J’ai commencé tout seul dans mon coin et ensuite je me suis entouré de deux amis. Ils ont tous les deux une patte une très différente. Il y Sébastien Thoen, réalisateur, qui est très dans la vanne. Et puis, il y a l’écrivaine Saphia Azzeddine qui va jusqu’au bout de ses sujets, elle a une plume très acide et très belle. Je me suis dit que le mariage de ces univers avec moi en réadaptant, ça pouvait donner un cocktail assez intéressant. Puis Caroline Duffau, la metteur en scène, m’épaule énormément et a adapté cette écriture avec qui je suis, sans le sur-jouer. J’ai eu l’impression de faire trois ans de cours Florent en six mois.

Pendant que tu fais tes premiers pas sur scène, tu débarques sur TMC avec ta série "Profession comédien".

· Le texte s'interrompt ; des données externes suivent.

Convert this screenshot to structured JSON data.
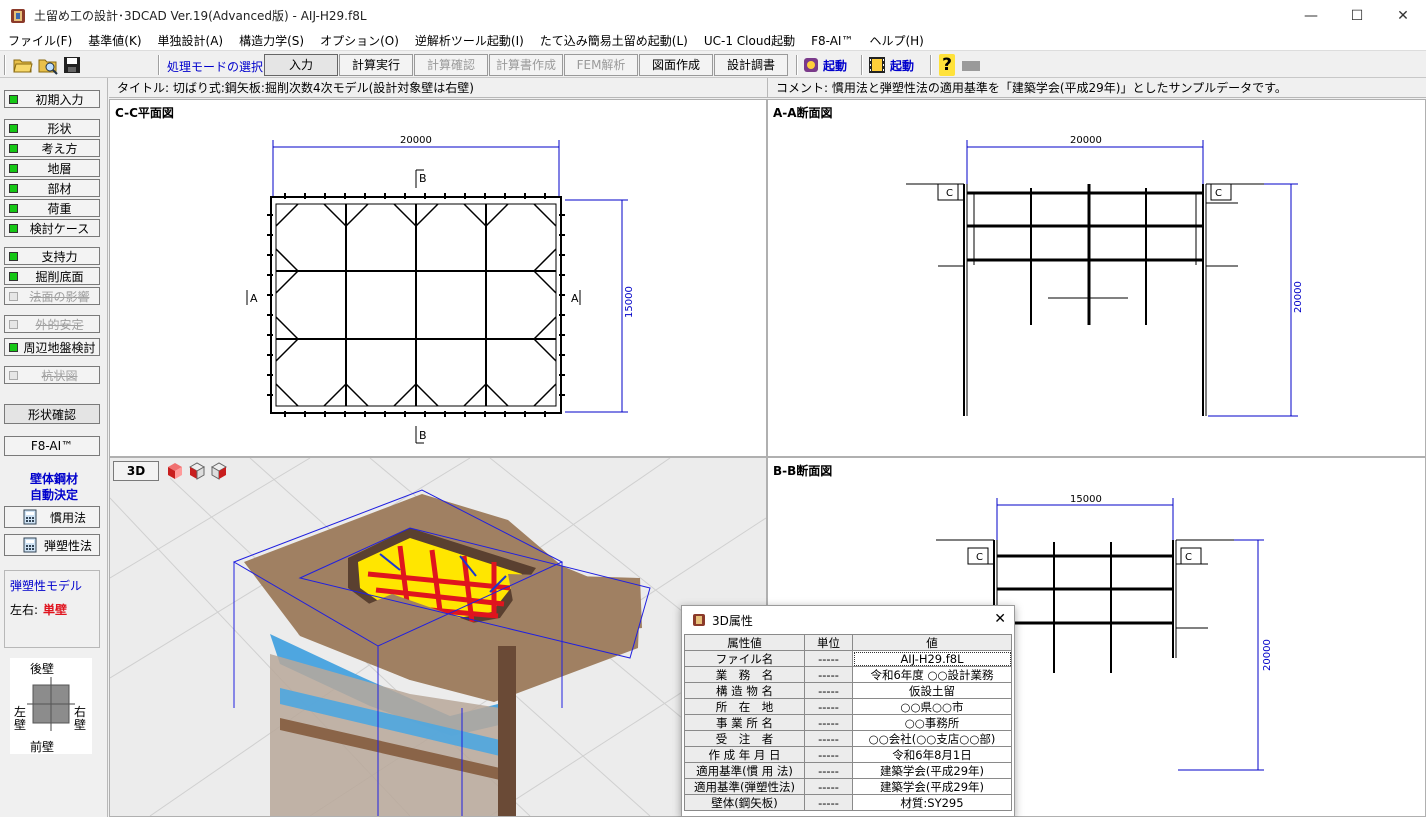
{
  "window": {
    "title": "土留め工の設計･3DCAD Ver.19(Advanced版) - AIJ-H29.f8L",
    "minimize": "—",
    "maximize": "☐",
    "close": "✕"
  },
  "menu": [
    "ファイル(F)",
    "基準値(K)",
    "単独設計(A)",
    "構造力学(S)",
    "オプション(O)",
    "逆解析ツール起動(I)",
    "たて込み簡易土留め起動(L)",
    "UC-1 Cloud起動",
    "F8-AI™",
    "ヘルプ(H)"
  ],
  "toolbar": {
    "mode_label": "処理モードの選択",
    "buttons": [
      {
        "label": "入力",
        "enabled": true
      },
      {
        "label": "計算実行",
        "enabled": true
      },
      {
        "label": "計算確認",
        "enabled": false
      },
      {
        "label": "計算書作成",
        "enabled": false
      },
      {
        "label": "FEM解析",
        "enabled": false
      },
      {
        "label": "図面作成",
        "enabled": true
      },
      {
        "label": "設計調書",
        "enabled": true
      }
    ],
    "launch1": "起動",
    "launch2": "起動",
    "help": "?"
  },
  "sidebar": {
    "initial": "初期入力",
    "group1": [
      "形状",
      "考え方",
      "地層",
      "部材",
      "荷重",
      "検討ケース"
    ],
    "group2": [
      "支持力",
      "掘削底面"
    ],
    "disabled1": "法面の影響",
    "disabled2": "外的安定",
    "surround": "周辺地盤検討",
    "disabled3": "杭状図",
    "shape_check": "形状確認",
    "f8ai": "F8-AI™",
    "auto_line1": "壁体鋼材",
    "auto_line2": "自動決定",
    "method1": "慣用法",
    "method2": "弾塑性法",
    "model_title": "弾塑性モデル",
    "model_label": "左右:",
    "model_value": "単壁",
    "compass": {
      "back": "後壁",
      "front": "前壁",
      "left1": "左",
      "left2": "壁",
      "right1": "右",
      "right2": "壁"
    }
  },
  "headers": {
    "title": "タイトル: 切ばり式:鋼矢板:掘削次数4次モデル(設計対象壁は右壁)",
    "comment": "コメント: 慣用法と弾塑性法の適用基準を「建築学会(平成29年)」としたサンプルデータです。"
  },
  "panes": {
    "plan": {
      "title": "C-C平面図",
      "dim_w": "20000",
      "dim_h": "15000",
      "sec_a": "A",
      "sec_b": "B"
    },
    "aa": {
      "title": "A-A断面図",
      "dim_w": "20000",
      "dim_h": "20000",
      "sec_c": "C"
    },
    "bb": {
      "title": "B-B断面図",
      "dim_w": "15000",
      "dim_h": "20000",
      "sec_c": "C"
    },
    "view3d": {
      "button": "3D"
    }
  },
  "dialog": {
    "title": "3D属性",
    "close": "✕",
    "header": [
      "属性値",
      "単位",
      "値"
    ],
    "rows": [
      [
        "ファイル名",
        "-----",
        "AIJ-H29.f8L"
      ],
      [
        "業　務　名",
        "-----",
        "令和6年度 ○○設計業務"
      ],
      [
        "構 造 物 名",
        "-----",
        "仮設土留"
      ],
      [
        "所　在　地",
        "-----",
        "○○県○○市"
      ],
      [
        "事 業 所 名",
        "-----",
        "○○事務所"
      ],
      [
        "受　注　者",
        "-----",
        "○○会社(○○支店○○部)"
      ],
      [
        "作 成 年 月 日",
        "-----",
        "令和6年8月1日"
      ],
      [
        "適用基準(慣 用 法)",
        "-----",
        "建築学会(平成29年)"
      ],
      [
        "適用基準(弾塑性法)",
        "-----",
        "建築学会(平成29年)"
      ],
      [
        "壁体(鋼矢板)",
        "-----",
        "材質:SY295"
      ]
    ]
  },
  "colors": {
    "accent": "#0000cc",
    "led": "#16c716",
    "dim": "#0000c8",
    "strut": "#e0141e",
    "wale": "#ffe600"
  }
}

Exactement, là on écrit le prime-time de profession comédien. C’est une vie dans laquelle je m’éclate. J’ai l’impression de beaucoup travailler et pas beaucoup en même temps. En montant sur scène, je me suis senti à ma place alors que ce n’est pas un endroit où j’ai l’habitude d’être. C’est une aventure fabuleuse. On va peut-être partir en tournée en province avec le seul en scène. Il y a plein de choses qui se mettent en place, mais je me laisse le temps de grandir avec le spectacle.